Grégoire Mangeat : Si le bâtonnat, c’est bien se mettre au service d’une communauté d’avocats, c’est à ces derniers qu’il faut demander d’établir le bilan ! Je ne peux quant à moi que vous dévoiler les lignes que j’avais tracées au début de ces deux ans, et qui m’ont servi à jauger chacune de mes décisions à la tête de l’Ordre des avocats : désankyloser le barreau ; inciter les jeunes avocats à aiguillonner les avocats en place ; ouvrir les esprits à d’autres manières de pratiquer le métier (par ex. le futur avocat spécialisé, sans locaux professionnels et sans employés) ; saisir toute occasion de rappeler l’importance du dialogue et de la confiance ; renforcer l’égalité des chances entre hommes et femmes dans les études ; maintenir des liens forts avec les autres barreaux suisses, en particulier ceux de nos amis romands ; et promouvoir Genève et la qualité de ses avocats à l’étranger.

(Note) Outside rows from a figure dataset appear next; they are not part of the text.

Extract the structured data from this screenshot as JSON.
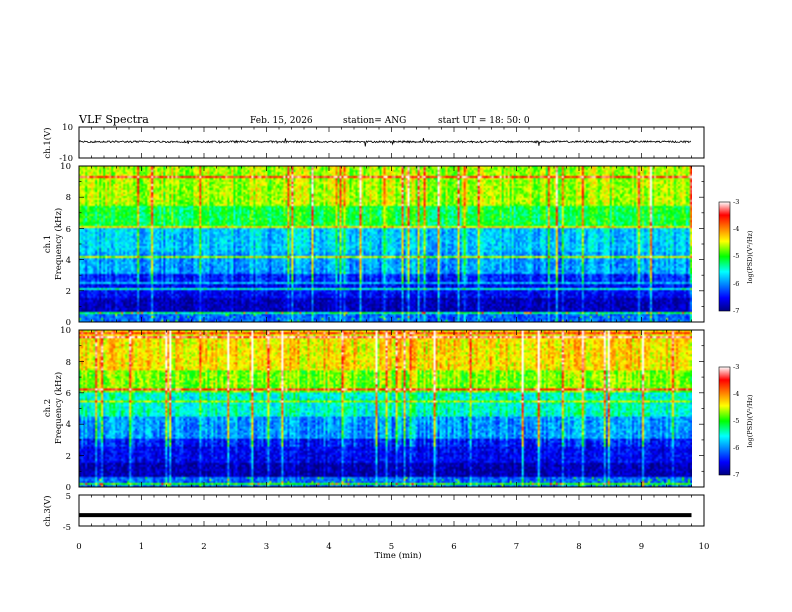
{
  "header": {
    "title": "VLF Spectra",
    "date": "Feb. 15, 2026",
    "station": "station= ANG",
    "start_ut": "start  UT =   18: 50: 0"
  },
  "chart_data": [
    {
      "type": "line",
      "name": "ch1-waveform",
      "ylabel": "ch.1(V)",
      "ylim": [
        -10,
        10
      ],
      "yticks": [
        "10",
        "-10"
      ],
      "baseline_v": 0.5
    },
    {
      "type": "heatmap",
      "name": "ch1-spectrogram",
      "ylabel_line1": "ch.1",
      "ylabel_line2": "Frequency  (kHz)",
      "ylim": [
        0,
        10
      ],
      "yticks": [
        "0",
        "2",
        "4",
        "6",
        "8",
        "10"
      ],
      "colorbar": {
        "label": "log(PSD)(V²/Hz)",
        "range": [
          -7,
          -3
        ],
        "ticks": [
          "-3",
          "-4",
          "-5",
          "-6",
          "-7"
        ]
      }
    },
    {
      "type": "heatmap",
      "name": "ch2-spectrogram",
      "ylabel_line1": "ch.2",
      "ylabel_line2": "Frequency  (kHz)",
      "ylim": [
        0,
        10
      ],
      "yticks": [
        "0",
        "2",
        "4",
        "6",
        "8",
        "10"
      ],
      "colorbar": {
        "label": "log(PSD)(V²/Hz)",
        "range": [
          -7,
          -3
        ],
        "ticks": [
          "-3",
          "-4",
          "-5",
          "-6",
          "-7"
        ]
      }
    },
    {
      "type": "line",
      "name": "ch3-waveform",
      "ylabel": "ch.3(V)",
      "ylim": [
        -5,
        5
      ],
      "yticks": [
        "5",
        "-5"
      ],
      "baseline_v": -1.5
    }
  ],
  "xaxis": {
    "label": "Time  (min)",
    "range": [
      0,
      10
    ],
    "data_end": 9.8,
    "ticks": [
      "0",
      "1",
      "2",
      "3",
      "4",
      "5",
      "6",
      "7",
      "8",
      "9",
      "10"
    ]
  }
}
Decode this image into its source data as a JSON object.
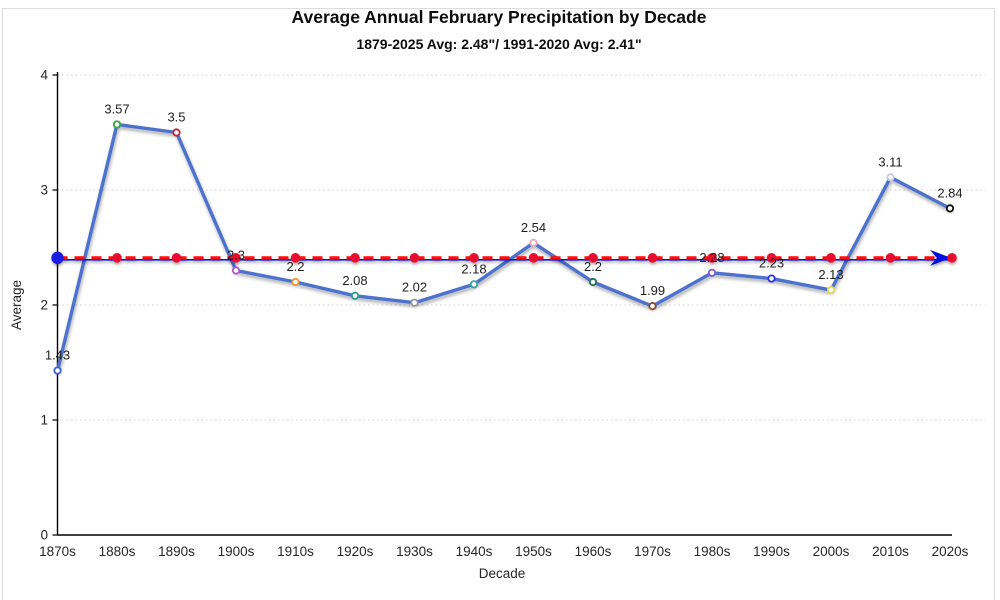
{
  "header": {
    "title": "Average Annual February Precipitation by Decade",
    "subtitle": "1879-2025 Avg: 2.48\"/ 1991-2020 Avg: 2.41\""
  },
  "colors": {
    "main_line": "#4D72CE",
    "avg_red": "#FF0D0D",
    "avg_blue": "#1414CC",
    "avg_dot": "#E8112D",
    "start_dot": "#1A1AE0",
    "arrow": "#0010E0",
    "grid": "#cfcfcf",
    "axis": "#000000",
    "label_text": "#1f1f1f",
    "tick_text": "#262626"
  },
  "chart_data": {
    "type": "line",
    "title": "Average Annual February Precipitation by Decade",
    "subtitle": "1879-2025 Avg: 2.48\"/ 1991-2020 Avg: 2.41\"",
    "xlabel": "Decade",
    "ylabel": "Average",
    "ylim": [
      0,
      4
    ],
    "yticks": [
      0,
      1,
      2,
      3,
      4
    ],
    "grid": "dotted-horizontal",
    "legend_position": "none",
    "categories": [
      "1870s",
      "1880s",
      "1890s",
      "1900s",
      "1910s",
      "1920s",
      "1930s",
      "1940s",
      "1950s",
      "1960s",
      "1970s",
      "1980s",
      "1990s",
      "2000s",
      "2010s",
      "2020s"
    ],
    "series": [
      {
        "name": "decade-average-precipitation",
        "type": "line",
        "color": "#4D72CE",
        "values": [
          1.43,
          3.57,
          3.5,
          2.3,
          2.2,
          2.08,
          2.02,
          2.18,
          2.54,
          2.2,
          1.99,
          2.28,
          2.23,
          2.13,
          3.11,
          2.84
        ],
        "labels": [
          "1.43",
          "3.57",
          "3.5",
          "2.3",
          "2.2",
          "2.08",
          "2.02",
          "2.18",
          "2.54",
          "2.2",
          "1.99",
          "2.28",
          "2.23",
          "2.13",
          "3.11",
          "2.84"
        ],
        "marker_colors": [
          "#3A5FDB",
          "#35A93C",
          "#C02038",
          "#B055C8",
          "#E8953C",
          "#2B9D8F",
          "#9A9A9A",
          "#38A3A0",
          "#E9A9B8",
          "#20705C",
          "#8C4A2B",
          "#7A5BD8",
          "#2633D8",
          "#E2DC4A",
          "#C9C7EA",
          "#101010"
        ]
      },
      {
        "name": "average-reference-red-dashed",
        "type": "reference-line",
        "value": 2.41,
        "style": "dashed",
        "color": "#FF0D0D",
        "dot_color": "#E8112D",
        "start_marker": "blue-circle",
        "end_marker": "blue-arrow-and-red-circle"
      },
      {
        "name": "average-reference-blue-thin",
        "type": "reference-line",
        "value": 2.41,
        "style": "thin-dashed",
        "color": "#1414CC"
      }
    ]
  }
}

« Le juge prête-t-il la même attention au dossier lorsqu’il rédige lui-même que lorsqu’il part d’un projet d’arrêt rédigé par un greffier ? La question mériterait d’être étudiée ».

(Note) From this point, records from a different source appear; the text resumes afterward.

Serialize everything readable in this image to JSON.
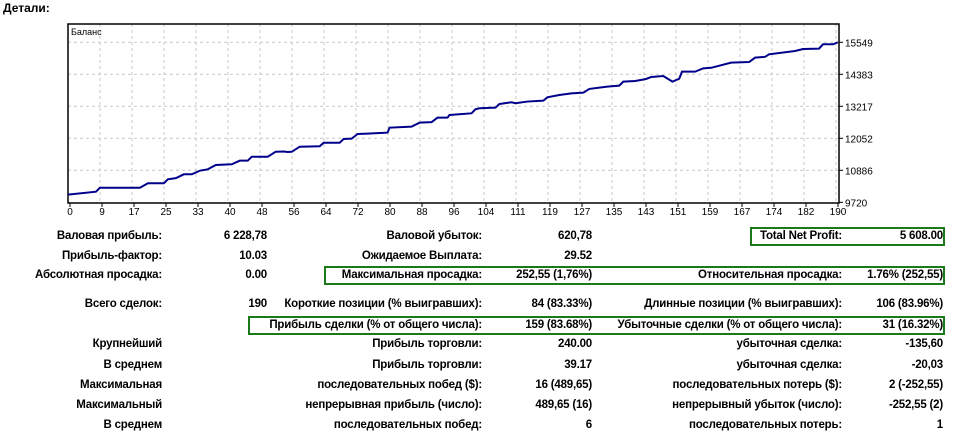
{
  "section_title": "Детали:",
  "chart_data": {
    "type": "line",
    "title": "Баланс",
    "xlabel": "",
    "ylabel": "",
    "xlim": [
      0,
      193
    ],
    "ylim": [
      9720,
      15549
    ],
    "grid": true,
    "x_ticks": [
      "0",
      "9",
      "17",
      "25",
      "33",
      "40",
      "48",
      "56",
      "64",
      "72",
      "80",
      "88",
      "96",
      "104",
      "111",
      "119",
      "127",
      "135",
      "143",
      "151",
      "159",
      "167",
      "174",
      "182",
      "190"
    ],
    "y_ticks": [
      "15549",
      "14383",
      "13217",
      "12052",
      "10886",
      "9720"
    ],
    "line_color": "#00008b",
    "series": [
      {
        "name": "Баланс",
        "points": [
          [
            0,
            10000
          ],
          [
            7,
            10106
          ],
          [
            8,
            10252
          ],
          [
            18,
            10252
          ],
          [
            20,
            10412
          ],
          [
            24,
            10412
          ],
          [
            25,
            10558
          ],
          [
            27,
            10600
          ],
          [
            29,
            10740
          ],
          [
            31,
            10740
          ],
          [
            33,
            10872
          ],
          [
            35,
            10922
          ],
          [
            37,
            11079
          ],
          [
            41,
            11104
          ],
          [
            43,
            11236
          ],
          [
            45,
            11236
          ],
          [
            46,
            11381
          ],
          [
            50,
            11381
          ],
          [
            52,
            11563
          ],
          [
            54,
            11570
          ],
          [
            55,
            11552
          ],
          [
            56,
            11560
          ],
          [
            58,
            11745
          ],
          [
            63,
            11760
          ],
          [
            64,
            11891
          ],
          [
            68,
            11891
          ],
          [
            69,
            12026
          ],
          [
            71,
            12040
          ],
          [
            72.5,
            12208
          ],
          [
            75,
            12220
          ],
          [
            80,
            12260
          ],
          [
            80.5,
            12439
          ],
          [
            86,
            12475
          ],
          [
            88,
            12621
          ],
          [
            91,
            12640
          ],
          [
            92.5,
            12803
          ],
          [
            95,
            12803
          ],
          [
            95.5,
            12901
          ],
          [
            101,
            12962
          ],
          [
            102,
            13108
          ],
          [
            103,
            13145
          ],
          [
            107,
            13167
          ],
          [
            108,
            13302
          ],
          [
            111,
            13363
          ],
          [
            112,
            13330
          ],
          [
            115,
            13390
          ],
          [
            119,
            13423
          ],
          [
            120,
            13545
          ],
          [
            123,
            13629
          ],
          [
            126,
            13690
          ],
          [
            129,
            13715
          ],
          [
            130.5,
            13850
          ],
          [
            133,
            13897
          ],
          [
            135,
            13933
          ],
          [
            138,
            13970
          ],
          [
            139,
            14116
          ],
          [
            142,
            14140
          ],
          [
            144.7,
            14213
          ],
          [
            146,
            14286
          ],
          [
            149,
            14322
          ],
          [
            151.3,
            14116
          ],
          [
            153,
            14220
          ],
          [
            153.7,
            14480
          ],
          [
            157,
            14480
          ],
          [
            159,
            14600
          ],
          [
            161,
            14620
          ],
          [
            166,
            14808
          ],
          [
            170.5,
            14830
          ],
          [
            172,
            14990
          ],
          [
            174.5,
            15020
          ],
          [
            175.5,
            15112
          ],
          [
            182,
            15231
          ],
          [
            184,
            15304
          ],
          [
            188,
            15320
          ],
          [
            189,
            15476
          ],
          [
            191.5,
            15476
          ],
          [
            192.7,
            15549
          ]
        ]
      }
    ]
  },
  "stats": [
    [
      {
        "t": "Валовая прибыль:",
        "c": "c1"
      },
      {
        "t": "6 228,78",
        "c": "c2"
      },
      {
        "t": "Валовой убыток:",
        "c": "c3"
      },
      {
        "t": "620,78",
        "c": "c4"
      },
      {
        "t": "Total Net Profit:",
        "c": "c5"
      },
      {
        "t": "5 608.00",
        "c": "c6"
      }
    ],
    [
      {
        "t": "Прибыль-фактор:",
        "c": "c1"
      },
      {
        "t": "10.03",
        "c": "c2"
      },
      {
        "t": "Ожидаемое Выплата:",
        "c": "c3"
      },
      {
        "t": "29.52",
        "c": "c4"
      }
    ],
    [
      {
        "t": "Абсолютная просадка:",
        "c": "c1"
      },
      {
        "t": "0.00",
        "c": "c2"
      },
      {
        "t": "Максимальная просадка:",
        "c": "c3"
      },
      {
        "t": "252,55 (1,76%)",
        "c": "c4"
      },
      {
        "t": "Относительная просадка:",
        "c": "c5"
      },
      {
        "t": "1.76% (252,55)",
        "c": "c6"
      }
    ],
    [
      {
        "t": "Всего сделок:",
        "c": "c1"
      },
      {
        "t": "190",
        "c": "c2"
      },
      {
        "t": "Короткие позиции (% выигравших):",
        "c": "c3"
      },
      {
        "t": "84 (83.33%)",
        "c": "c4"
      },
      {
        "t": "Длинные позиции (% выигравших):",
        "c": "c5"
      },
      {
        "t": "106 (83.96%)",
        "c": "c6"
      }
    ],
    [
      {
        "t": "Прибыль сделки (% от общего числа):",
        "c": "c3"
      },
      {
        "t": "159 (83.68%)",
        "c": "c4"
      },
      {
        "t": "Убыточные сделки (% от общего числа):",
        "c": "c5"
      },
      {
        "t": "31 (16.32%)",
        "c": "c6"
      }
    ],
    [
      {
        "t": "Крупнейший",
        "c": "c1"
      },
      {
        "t": "Прибыль торговли:",
        "c": "c3"
      },
      {
        "t": "240.00",
        "c": "c4"
      },
      {
        "t": "убыточная сделка:",
        "c": "c5"
      },
      {
        "t": "-135,60",
        "c": "c6"
      }
    ],
    [
      {
        "t": "В среднем",
        "c": "c1"
      },
      {
        "t": "Прибыль торговли:",
        "c": "c3"
      },
      {
        "t": "39.17",
        "c": "c4"
      },
      {
        "t": "убыточная сделка:",
        "c": "c5"
      },
      {
        "t": "-20,03",
        "c": "c6"
      }
    ],
    [
      {
        "t": "Максимальная",
        "c": "c1"
      },
      {
        "t": "последовательных побед ($):",
        "c": "c3"
      },
      {
        "t": "16 (489,65)",
        "c": "c4"
      },
      {
        "t": "последовательных потерь ($):",
        "c": "c5"
      },
      {
        "t": "2 (-252,55)",
        "c": "c6"
      }
    ],
    [
      {
        "t": "Максимальный",
        "c": "c1"
      },
      {
        "t": "непрерывная прибыль (число):",
        "c": "c3"
      },
      {
        "t": "489,65 (16)",
        "c": "c4"
      },
      {
        "t": "непрерывный убыток (число):",
        "c": "c5"
      },
      {
        "t": "-252,55 (2)",
        "c": "c6"
      }
    ],
    [
      {
        "t": "В среднем",
        "c": "c1"
      },
      {
        "t": "последовательных побед:",
        "c": "c3"
      },
      {
        "t": "6",
        "c": "c4"
      },
      {
        "t": "последовательных потерь:",
        "c": "c5"
      },
      {
        "t": "1",
        "c": "c6"
      }
    ]
  ],
  "highlight_color": "#1a7a1a"
}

LawInside : Si vous pouviez changer une chose à la manière dont le Tribunal fédéral rend ses décisions, que feriez-vous ?
Grégoire Mangeat : Le Tribunal fédéral rend des arrêts qui, d’une manière générale, sont de grande qualité. Je n’ai donc pas d’autre manière de faire à suggérer. Il m’est cependant arrivé de me demander si la part prise par les greffiers dans la rédaction des arrêts n’était pas trop importante (+ de 80% des arrêts sauf erreur). En a-t-il toujours été ainsi, ou est-ce le résultat d’un glissement subreptice dans la manière de rendre la justice ? Toujours est-il que lorsque j’ai décrit cette manière de faire il y a quelques années à ma tante par alliance, présidente d’une chambre civile du BGH à Karlsruhe, elle était véritablement stupéfaite, m’expliquant que la rédaction de la très grande majorité des arrêts de la Cour suprême fédérale allemande était le fait des magistrats eux-mêmes. Le juge prête-t-il la même attention au dossier lorsqu’il rédige lui-même que lorsqu’il part d’un projet d’arrêt rédigé par un greffier ? La question mériterait d’être étudiée.
LawInside.ch fête ses trois ans. Le site Internet a été fondé en mars 2015 avec pour but de proposer gratuitement des résumés en français de l’ensemble des arrêts importants publiés par le Tribunal fédéral. En trois ans, plus de 570 arrêts ont été résumés et publiés. Originairement composée de trois membres, l’équipe s’est agrandie et est désormais composée de neuf membres.